Life Science and Medical News from Around the Globe
Mutual Gaze Between Dogs & Humans Drives Neural Feedback Loop Based on Oxytocin, Same Hormone That Strengthens Human Mother-Child Bonding Through Mutual Gaze
A new study suggests that dogs and humans may have tapped into an instinctual bonding mechanism that originally evolved to reinforce the strongest biological bonds -- those between parent and offspring. In work reported in an open-access article published in the April 17, 2015 issue of Science, Dr. Miho Nagasawa from both Azabu University (Kanagawa, Japan) and Jichi Medical University (Tochigi, Japan) and colleagues from those institutions, as well as from the University of Tokyo, demonstrated that the hormone oxytocin, which spikes in both human and canine brains when the species interact, operates in a neural feedback loop that likely strengthened the bonds between man and his “best friend” for millennia. The researchers show that mutual gaze between the two -- an oxytocin-driven bonding mechanism known to strengthen emotional ties between human mothers and their infants -- helps to regulate the bonds between dogs and their owners as well. Because wolves don’t have this same response, even when they’ve been raised by humans, Dr. Nagasawa and colleagues suggest that this particular social bonding mechanism co-evolved in both dogs and humans over the course of the animals’ domestication.
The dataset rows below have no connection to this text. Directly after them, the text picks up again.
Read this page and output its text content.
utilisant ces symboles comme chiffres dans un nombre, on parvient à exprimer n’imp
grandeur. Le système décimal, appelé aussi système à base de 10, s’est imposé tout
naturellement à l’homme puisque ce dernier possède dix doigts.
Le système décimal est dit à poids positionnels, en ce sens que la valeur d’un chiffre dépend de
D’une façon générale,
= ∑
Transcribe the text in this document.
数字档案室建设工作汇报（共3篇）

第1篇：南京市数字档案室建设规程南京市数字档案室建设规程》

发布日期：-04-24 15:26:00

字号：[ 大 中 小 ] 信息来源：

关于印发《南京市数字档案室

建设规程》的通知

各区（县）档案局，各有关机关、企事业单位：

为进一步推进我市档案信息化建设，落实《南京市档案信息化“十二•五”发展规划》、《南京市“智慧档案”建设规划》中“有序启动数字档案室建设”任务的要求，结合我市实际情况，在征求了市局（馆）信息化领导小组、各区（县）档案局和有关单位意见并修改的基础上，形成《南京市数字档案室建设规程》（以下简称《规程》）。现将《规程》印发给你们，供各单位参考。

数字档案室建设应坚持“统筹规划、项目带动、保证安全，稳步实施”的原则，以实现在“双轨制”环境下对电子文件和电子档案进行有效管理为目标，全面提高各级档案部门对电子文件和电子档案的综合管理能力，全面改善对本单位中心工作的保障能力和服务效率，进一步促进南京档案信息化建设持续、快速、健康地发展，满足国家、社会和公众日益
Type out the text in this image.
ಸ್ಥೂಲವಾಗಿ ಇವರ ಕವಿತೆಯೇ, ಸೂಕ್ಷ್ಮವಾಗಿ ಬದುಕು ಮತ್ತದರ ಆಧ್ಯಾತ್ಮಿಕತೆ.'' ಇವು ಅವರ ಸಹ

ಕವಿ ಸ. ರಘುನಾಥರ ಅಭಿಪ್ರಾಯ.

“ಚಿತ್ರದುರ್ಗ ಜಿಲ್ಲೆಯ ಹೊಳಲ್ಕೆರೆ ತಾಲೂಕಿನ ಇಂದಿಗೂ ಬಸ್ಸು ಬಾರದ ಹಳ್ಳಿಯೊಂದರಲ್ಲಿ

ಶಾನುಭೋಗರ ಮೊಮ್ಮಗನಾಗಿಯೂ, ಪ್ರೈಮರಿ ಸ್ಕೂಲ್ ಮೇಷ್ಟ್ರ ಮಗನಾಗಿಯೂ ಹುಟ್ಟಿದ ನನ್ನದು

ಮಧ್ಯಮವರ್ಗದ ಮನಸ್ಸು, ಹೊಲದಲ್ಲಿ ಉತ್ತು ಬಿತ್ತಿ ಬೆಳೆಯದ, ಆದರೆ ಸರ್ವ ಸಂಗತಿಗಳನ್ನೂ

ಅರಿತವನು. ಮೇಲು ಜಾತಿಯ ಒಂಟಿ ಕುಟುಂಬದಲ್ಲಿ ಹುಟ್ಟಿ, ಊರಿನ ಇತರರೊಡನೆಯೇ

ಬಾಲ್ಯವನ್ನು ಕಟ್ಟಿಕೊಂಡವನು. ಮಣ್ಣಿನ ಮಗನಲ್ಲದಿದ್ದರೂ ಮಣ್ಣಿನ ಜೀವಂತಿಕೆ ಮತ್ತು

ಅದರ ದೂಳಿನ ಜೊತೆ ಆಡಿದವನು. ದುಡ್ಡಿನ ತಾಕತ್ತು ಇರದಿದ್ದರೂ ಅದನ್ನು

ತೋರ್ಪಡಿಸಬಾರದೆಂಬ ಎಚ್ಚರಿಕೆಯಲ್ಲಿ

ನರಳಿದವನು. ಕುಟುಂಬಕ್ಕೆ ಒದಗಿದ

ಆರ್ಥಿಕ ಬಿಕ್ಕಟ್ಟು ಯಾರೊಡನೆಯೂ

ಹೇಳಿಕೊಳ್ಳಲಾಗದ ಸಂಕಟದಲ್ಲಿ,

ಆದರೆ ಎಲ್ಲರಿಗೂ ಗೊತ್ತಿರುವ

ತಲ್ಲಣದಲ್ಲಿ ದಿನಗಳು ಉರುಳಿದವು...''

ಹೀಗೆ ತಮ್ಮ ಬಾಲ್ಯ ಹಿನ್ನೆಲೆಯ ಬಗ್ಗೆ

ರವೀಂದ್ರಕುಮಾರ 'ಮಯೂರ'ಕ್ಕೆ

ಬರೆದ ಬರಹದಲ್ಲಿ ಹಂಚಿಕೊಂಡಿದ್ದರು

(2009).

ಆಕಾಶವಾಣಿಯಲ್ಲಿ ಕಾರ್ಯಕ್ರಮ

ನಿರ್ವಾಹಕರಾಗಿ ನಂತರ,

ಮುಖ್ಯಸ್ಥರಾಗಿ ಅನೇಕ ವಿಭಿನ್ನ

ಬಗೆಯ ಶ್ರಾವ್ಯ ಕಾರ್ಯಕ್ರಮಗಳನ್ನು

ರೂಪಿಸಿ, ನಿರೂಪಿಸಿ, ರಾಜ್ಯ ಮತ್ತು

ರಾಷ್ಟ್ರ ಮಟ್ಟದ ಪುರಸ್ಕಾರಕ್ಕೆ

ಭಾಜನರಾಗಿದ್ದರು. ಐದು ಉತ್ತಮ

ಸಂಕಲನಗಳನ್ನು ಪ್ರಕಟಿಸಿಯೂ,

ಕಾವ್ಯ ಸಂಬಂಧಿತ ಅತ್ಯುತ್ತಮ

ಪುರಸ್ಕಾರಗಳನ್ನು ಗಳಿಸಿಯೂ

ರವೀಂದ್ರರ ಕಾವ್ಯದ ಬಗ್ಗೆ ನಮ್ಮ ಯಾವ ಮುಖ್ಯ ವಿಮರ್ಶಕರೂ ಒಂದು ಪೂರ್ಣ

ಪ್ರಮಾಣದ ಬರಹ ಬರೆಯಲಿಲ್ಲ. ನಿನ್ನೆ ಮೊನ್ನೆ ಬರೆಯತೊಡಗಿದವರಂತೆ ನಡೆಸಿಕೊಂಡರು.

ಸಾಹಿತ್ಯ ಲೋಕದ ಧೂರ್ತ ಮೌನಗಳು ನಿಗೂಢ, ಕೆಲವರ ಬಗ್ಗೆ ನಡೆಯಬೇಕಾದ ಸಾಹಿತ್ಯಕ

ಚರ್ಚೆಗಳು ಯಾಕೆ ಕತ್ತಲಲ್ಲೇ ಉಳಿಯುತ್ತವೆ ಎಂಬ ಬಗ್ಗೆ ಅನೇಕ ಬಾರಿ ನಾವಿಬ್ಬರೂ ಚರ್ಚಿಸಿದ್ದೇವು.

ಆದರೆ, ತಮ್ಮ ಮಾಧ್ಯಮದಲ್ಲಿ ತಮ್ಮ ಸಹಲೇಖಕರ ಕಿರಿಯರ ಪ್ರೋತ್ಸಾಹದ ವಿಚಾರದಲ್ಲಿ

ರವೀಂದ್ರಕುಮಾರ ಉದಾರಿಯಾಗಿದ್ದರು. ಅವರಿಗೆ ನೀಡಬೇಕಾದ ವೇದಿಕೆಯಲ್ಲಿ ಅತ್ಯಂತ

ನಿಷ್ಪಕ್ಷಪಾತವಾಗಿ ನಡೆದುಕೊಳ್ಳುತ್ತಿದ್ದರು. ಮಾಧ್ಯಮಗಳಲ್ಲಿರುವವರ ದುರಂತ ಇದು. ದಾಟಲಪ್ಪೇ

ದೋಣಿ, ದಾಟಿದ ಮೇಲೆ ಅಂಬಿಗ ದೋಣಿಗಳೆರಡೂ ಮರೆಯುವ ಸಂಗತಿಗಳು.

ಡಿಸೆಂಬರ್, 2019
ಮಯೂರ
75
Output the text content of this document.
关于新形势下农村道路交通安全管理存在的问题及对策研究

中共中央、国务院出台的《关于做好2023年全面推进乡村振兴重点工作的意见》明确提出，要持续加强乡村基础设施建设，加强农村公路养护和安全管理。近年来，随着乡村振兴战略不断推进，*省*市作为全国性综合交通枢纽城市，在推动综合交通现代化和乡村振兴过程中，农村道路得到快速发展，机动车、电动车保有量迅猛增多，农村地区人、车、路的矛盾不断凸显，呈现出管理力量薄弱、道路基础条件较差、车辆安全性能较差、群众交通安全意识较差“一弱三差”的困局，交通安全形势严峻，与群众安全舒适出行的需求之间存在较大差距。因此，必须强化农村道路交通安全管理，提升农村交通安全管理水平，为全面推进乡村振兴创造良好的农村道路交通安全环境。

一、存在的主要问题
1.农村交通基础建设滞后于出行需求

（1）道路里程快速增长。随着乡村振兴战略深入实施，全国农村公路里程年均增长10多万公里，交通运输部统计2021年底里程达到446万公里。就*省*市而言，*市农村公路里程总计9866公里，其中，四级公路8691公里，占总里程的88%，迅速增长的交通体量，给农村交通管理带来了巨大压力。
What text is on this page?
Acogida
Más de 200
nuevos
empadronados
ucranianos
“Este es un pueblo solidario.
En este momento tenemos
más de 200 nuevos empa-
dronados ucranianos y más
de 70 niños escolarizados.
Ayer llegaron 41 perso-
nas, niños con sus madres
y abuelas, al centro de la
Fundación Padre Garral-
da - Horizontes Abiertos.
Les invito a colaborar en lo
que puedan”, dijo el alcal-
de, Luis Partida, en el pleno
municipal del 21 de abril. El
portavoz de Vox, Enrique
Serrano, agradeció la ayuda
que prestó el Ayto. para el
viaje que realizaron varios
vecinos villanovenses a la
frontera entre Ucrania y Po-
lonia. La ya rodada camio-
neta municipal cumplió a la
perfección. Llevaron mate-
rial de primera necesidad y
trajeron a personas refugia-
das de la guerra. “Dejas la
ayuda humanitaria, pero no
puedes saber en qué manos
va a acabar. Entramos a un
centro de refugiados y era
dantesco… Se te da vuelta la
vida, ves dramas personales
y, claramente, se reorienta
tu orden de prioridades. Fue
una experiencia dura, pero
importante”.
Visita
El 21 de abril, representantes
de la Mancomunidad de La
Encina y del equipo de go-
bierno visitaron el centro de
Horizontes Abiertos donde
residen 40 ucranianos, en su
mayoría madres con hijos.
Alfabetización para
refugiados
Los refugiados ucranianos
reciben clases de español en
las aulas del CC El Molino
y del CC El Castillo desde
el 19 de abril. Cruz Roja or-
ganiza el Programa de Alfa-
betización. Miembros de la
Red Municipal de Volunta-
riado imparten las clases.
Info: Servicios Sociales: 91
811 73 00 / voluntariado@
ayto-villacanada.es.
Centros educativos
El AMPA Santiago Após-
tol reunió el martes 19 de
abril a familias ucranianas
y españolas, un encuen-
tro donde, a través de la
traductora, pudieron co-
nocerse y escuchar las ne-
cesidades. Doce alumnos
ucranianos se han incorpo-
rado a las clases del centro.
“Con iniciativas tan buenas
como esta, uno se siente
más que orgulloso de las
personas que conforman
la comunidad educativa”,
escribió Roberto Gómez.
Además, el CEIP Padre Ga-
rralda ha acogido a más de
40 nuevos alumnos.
The researchers put dogs into a room with their owners, documenting every interaction between the two species, such as talking, touching, and gazing, for 30 minutes. They then measured oxytocin levels in the dogs’ and owners’ urine and discovered that increased eye contact between dogs and their owners had driven up levels of oxytocin in the brains of both species. In a second experiment, the researchers sprayed oxytocin directly into the noses of certain dogs and placed them in a room with their owners and some strangers. Female dogs responded to the treatment by increasing the amount of time they gazed at their owners.